Janelas para fechar

Poucas vezes faço o exercício de me sentir amado por Deus, vendo-me como criatura posta no jardim para gozo pleno da vida. 

Acordo frequentemente com a sensação de que falta algo, o sentimento de que o trabalho é muito e o tempo  escasso - que fico sempre muito aquém do que pretendia fazer. 

Um mero exemplo: trouxe para férias cerca de 7 livros e foram já vários os que abri e comecei a ler, mas que não me prenderam a atenção: vou assim deixando livros abertos, tal como janelas no meu computador, até me aperceber que, a "páginas tantas", tenho cerca de 10 diferentes janelas abertas (10 livros abertos...) Com isto, pode dar-se o caso de não conseguir levar nada para diante. 

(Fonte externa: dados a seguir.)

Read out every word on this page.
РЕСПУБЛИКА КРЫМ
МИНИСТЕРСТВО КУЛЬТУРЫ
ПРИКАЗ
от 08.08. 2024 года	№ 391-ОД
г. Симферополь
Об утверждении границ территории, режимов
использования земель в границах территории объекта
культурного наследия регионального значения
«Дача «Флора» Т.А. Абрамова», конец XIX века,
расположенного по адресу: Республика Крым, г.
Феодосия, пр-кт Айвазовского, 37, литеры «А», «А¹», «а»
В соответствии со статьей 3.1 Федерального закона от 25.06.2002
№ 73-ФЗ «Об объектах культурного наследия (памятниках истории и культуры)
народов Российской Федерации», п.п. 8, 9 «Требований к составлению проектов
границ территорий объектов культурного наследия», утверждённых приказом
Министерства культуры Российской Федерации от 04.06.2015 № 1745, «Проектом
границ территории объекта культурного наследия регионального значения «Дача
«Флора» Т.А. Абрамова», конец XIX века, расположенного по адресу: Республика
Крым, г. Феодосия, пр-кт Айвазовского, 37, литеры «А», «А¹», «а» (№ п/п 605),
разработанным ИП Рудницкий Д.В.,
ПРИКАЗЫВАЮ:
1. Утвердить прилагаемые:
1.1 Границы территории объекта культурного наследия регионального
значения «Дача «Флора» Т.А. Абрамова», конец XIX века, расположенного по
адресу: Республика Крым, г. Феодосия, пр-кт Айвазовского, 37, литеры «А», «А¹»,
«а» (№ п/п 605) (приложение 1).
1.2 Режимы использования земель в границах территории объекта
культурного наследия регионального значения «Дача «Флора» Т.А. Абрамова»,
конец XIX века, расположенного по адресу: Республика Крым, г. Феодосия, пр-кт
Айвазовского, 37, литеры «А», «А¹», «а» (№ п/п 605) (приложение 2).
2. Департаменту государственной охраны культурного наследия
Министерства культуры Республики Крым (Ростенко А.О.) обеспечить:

Depois, quanto ao tempo, também acabo por ir ficando com uma sensação de que, mesmo em férias, o tempo é escasso - o que é muito estranho porque pensávamos que em férias teríamos tempo para tudo. Ora, não é bem assim: em férias continuamos a ter que fazer escolhas e a gerir a nossa agenda.

O problema não é ir abrindo muitas janelas no "computador". A questão é que ao começar cada dia, devemos sim tentar arrumar a tralha, pois não podemos viver simultaneamente com muitas coisas por resolver: devemos ter a paciência (senão a humildade) de arrumar os livros que vamos deixando abertos na prateleira, pois não é possível manter várias batalhas abertas - e chegar a avançar, como não é possível a nossa cabeça ler 4 ou 5 livros em simultâneo. Devemos aprender a agradecer a visita deste ou daquele autor e pedir-lhe que volte um outro dia.

Não devemos ficar frustrados pelo que não conseguimos fazer. Temos que ser pacientes e pedir apenas o "pão de cada dia". 

Cada dia novo que começa é também um livro novo que se abre, para que contemos a nossa história e devemos fazer as coisas atentos e com o máximo de entusiasmo possível. Deveríamos sempre levar aquilo que estamos a fazer como o que é mais importante do mundo. 

Esta semana fiquei maravilhado com um trabalho que o meu irmão Vasco fez. Uma casa para uma família, concebida ao mais pequeno detalhe. Um arquitecto poderia ficar pela ideia geral, pela imagem global, mas o trabalho dum bom arquitecto é ir até ao mais ínfimo pormenor: como abrem as gavetas, como se concatena a parede com a porta nas suas diferentes posições, etc, etc. Um projecto destes exige uma pormenorização muito grande. Há que ultrapassar muitos obstáculos.

Manter a motivação, a paixão pelas coisas, exige uma certa persistência e disciplina. Hoje vou arrumar alguma tralha e vou talvez voltar a Agustina Bessa-Luís ou a Philip Roth. Vou arrumar o "Processo" de Franz Kafka e a "Morte de Jesus" de J.M Coetzee. 

Li já dois contos de Agustina e gostei muito. Philip Roth escreveu o "Escritor Fantasma" que eu li há pouco tempo e gostei também muito. 

Hoje acordei cedo, o dia ainda está fechado - mas aqui por Sintra costuma abrir pela parte da tarde. Assim, tal como o tempo poderia revisitar tudo o que abri e fechar... até que a tarde se abra. Sem mágoas!